Dr. phil. Sabine Kalff

Stars on Stage – Astronomy and Astrology in Seventeenth and Eighteenth Century Drama

Astronomical objects made their appearance on stage frequently in the ‘long’ eighteenth century, equally at the levels of content, form and theatrical practices. Historical plays were strongly indebted to premodern historiography, which itself was based on astronomical and astrological concepts, thus providing a common framework for notions of time, fate, probability and necessity. While astronomy was indispensable to chronology and to setting a universal time frame, which was particularly important in this era with many competing chronological systems still in use, astrology figured as a semiotic technique by which astral messages referring both to collective and individual events could be deciphered. Astrological issues were not only prominent in Calderón de la Barca’s famous La vida es sueño (1636), but in a variety of 17th and 18th century plays as well. This was obviously the case in early Wallenstein plays (Vernulz, Glapthorne, Testi), as well as in plays about the Mogul emperor Tamerlane. Frequently, not only the dramatis personae, but the historical persons whom they were modelled after as well, related their rule to astronomical events, thus establishing a political hermeneutics of how certain celestial signs should be read. Based on the concept of similitudo temporis, early modern historical plays were not only concerned with Roman emperors, but also adapted many astronomical elements of their imperial cults, thus analogising early modern imperialism to Roman antiquity. The comparative approach of this project will enable investigation of Spanish, English and German drama as a means of mass communication through which important geopolitical issues were transmitted and negotiated.

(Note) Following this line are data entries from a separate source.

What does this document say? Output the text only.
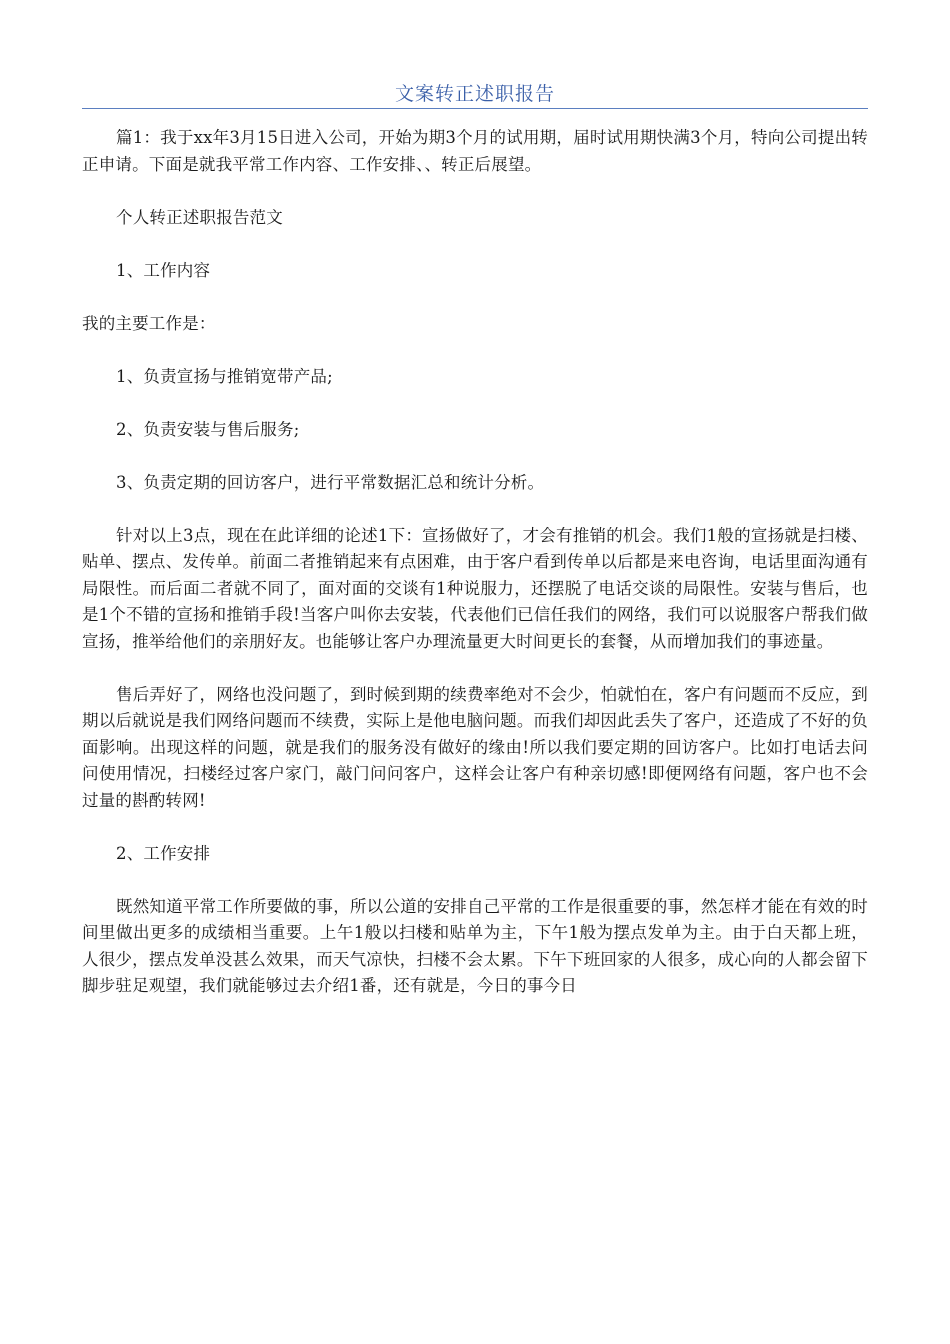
文案转正述职报告

篇1：我于xx年3月15日进入公司，开始为期3个月的试用期，届时试用期快满3个月，特向公司提出转正申请。下面是就我平常工作内容、工作安排、、转正后展望。

个人转正述职报告范文

1、工作内容

我的主要工作是：

1、负责宣扬与推销宽带产品;

2、负责安装与售后服务;

3、负责定期的回访客户，进行平常数据汇总和统计分析。

针对以上3点，现在在此详细的论述1下：宣扬做好了，才会有推销的机会。我们1般的宣扬就是扫楼、贴单、摆点、发传单。前面二者推销起来有点困难，由于客户看到传单以后都是来电咨询，电话里面沟通有局限性。而后面二者就不同了，面对面的交谈有1种说服力，还摆脱了电话交谈的局限性。安装与售后，也是1个不错的宣扬和推销手段!当客户叫你去安装，代表他们已信任我们的网络，我们可以说服客户帮我们做宣扬，推举给他们的亲朋好友。也能够让客户办理流量更大时间更长的套餐，从而增加我们的事迹量。

售后弄好了，网络也没问题了，到时候到期的续费率绝对不会少，怕就怕在，客户有问题而不反应，到期以后就说是我们网络问题而不续费，实际上是他电脑问题。而我们却因此丢失了客户，还造成了不好的负面影响。出现这样的问题，就是我们的服务没有做好的缘由!所以我们要定期的回访客户。比如打电话去问问使用情况，扫楼经过客户家门，敲门问问客户，这样会让客户有种亲切感!即便网络有问题，客户也不会过量的斟酌转网!

2、工作安排

既然知道平常工作所要做的事，所以公道的安排自己平常的工作是很重要的事，然怎样才能在有效的时间里做出更多的成绩相当重要。上午1般以扫楼和贴单为主，下午1般为摆点发单为主。由于白天都上班，人很少，摆点发单没甚么效果，而天气凉快，扫楼不会太累。下午下班回家的人很多，成心向的人都会留下脚步驻足观望，我们就能够过去介绍1番，还有就是，今日的事今日
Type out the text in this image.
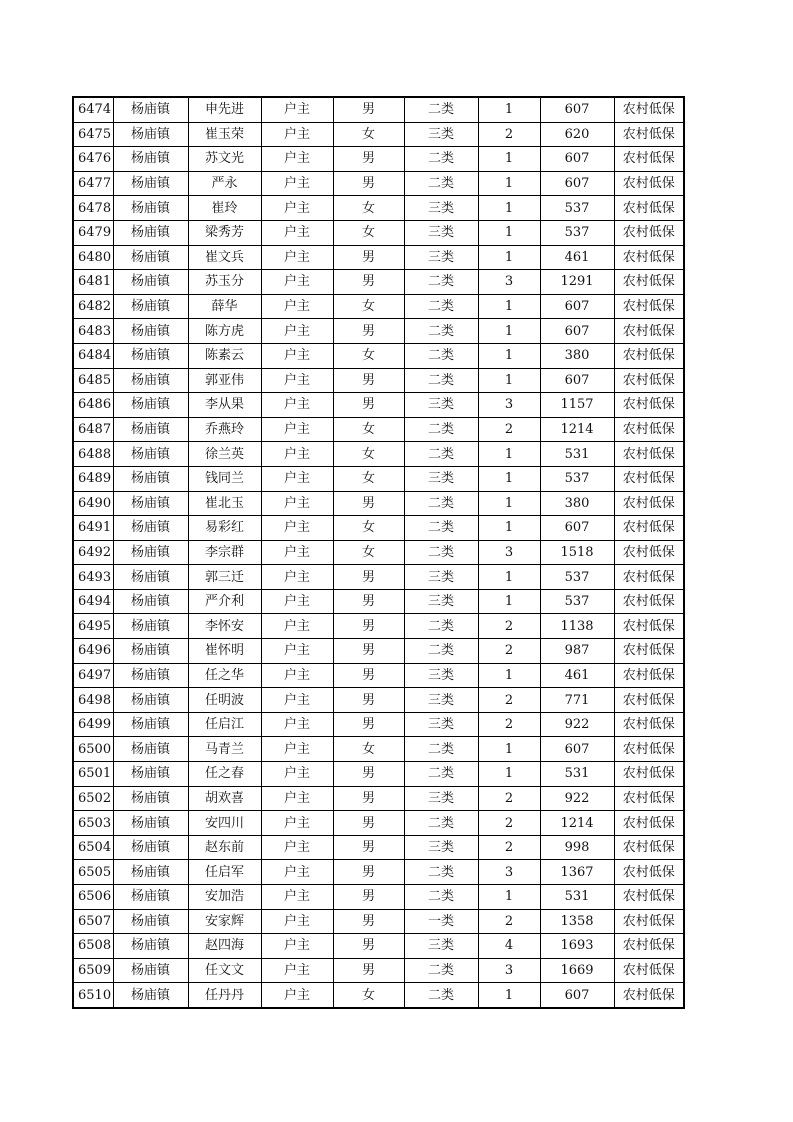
6474	杨庙镇	申先进	户主	男	二类	1	607	农村低保
6475	杨庙镇	崔玉荣	户主	女	三类	2	620	农村低保
6476	杨庙镇	苏文光	户主	男	二类	1	607	农村低保
6477	杨庙镇	严永	户主	男	二类	1	607	农村低保
6478	杨庙镇	崔玲	户主	女	三类	1	537	农村低保
6479	杨庙镇	梁秀芳	户主	女	三类	1	537	农村低保
6480	杨庙镇	崔文兵	户主	男	三类	1	461	农村低保
6481	杨庙镇	苏玉分	户主	男	二类	3	1291	农村低保
6482	杨庙镇	薛华	户主	女	二类	1	607	农村低保
6483	杨庙镇	陈方虎	户主	男	二类	1	607	农村低保
6484	杨庙镇	陈素云	户主	女	二类	1	380	农村低保
6485	杨庙镇	郭亚伟	户主	男	二类	1	607	农村低保
6486	杨庙镇	李从果	户主	男	三类	3	1157	农村低保
6487	杨庙镇	乔燕玲	户主	女	二类	2	1214	农村低保
6488	杨庙镇	徐兰英	户主	女	二类	1	531	农村低保
6489	杨庙镇	钱同兰	户主	女	三类	1	537	农村低保
6490	杨庙镇	崔北玉	户主	男	二类	1	380	农村低保
6491	杨庙镇	易彩红	户主	女	二类	1	607	农村低保
6492	杨庙镇	李宗群	户主	女	二类	3	1518	农村低保
6493	杨庙镇	郭三迁	户主	男	三类	1	537	农村低保
6494	杨庙镇	严介利	户主	男	三类	1	537	农村低保
6495	杨庙镇	李怀安	户主	男	二类	2	1138	农村低保
6496	杨庙镇	崔怀明	户主	男	二类	2	987	农村低保
6497	杨庙镇	任之华	户主	男	三类	1	461	农村低保
6498	杨庙镇	任明波	户主	男	三类	2	771	农村低保
6499	杨庙镇	任启江	户主	男	三类	2	922	农村低保
6500	杨庙镇	马青兰	户主	女	二类	1	607	农村低保
6501	杨庙镇	任之春	户主	男	二类	1	531	农村低保
6502	杨庙镇	胡欢喜	户主	男	三类	2	922	农村低保
6503	杨庙镇	安四川	户主	男	二类	2	1214	农村低保
6504	杨庙镇	赵东前	户主	男	三类	2	998	农村低保
6505	杨庙镇	任启军	户主	男	二类	3	1367	农村低保
6506	杨庙镇	安加浩	户主	男	二类	1	531	农村低保
6507	杨庙镇	安家辉	户主	男	一类	2	1358	农村低保
6508	杨庙镇	赵四海	户主	男	三类	4	1693	农村低保
6509	杨庙镇	任文文	户主	男	二类	3	1669	农村低保
6510	杨庙镇	任丹丹	户主	女	二类	1	607	农村低保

References to astronomical and astrological elements on stage were by no means independent from contemporary cosmological debates, and as far as literal ascents and descents of personae were concerned, such references were also related to technical premises. Hence, astronomical and astrological elements in drama will be considered against the background of contemporary scientific concepts and practices. To this end, early modern dramatic texts will furthermore be contextualized in relation to other popular genres such as almanacs, comet pamphlets and astrological diaries.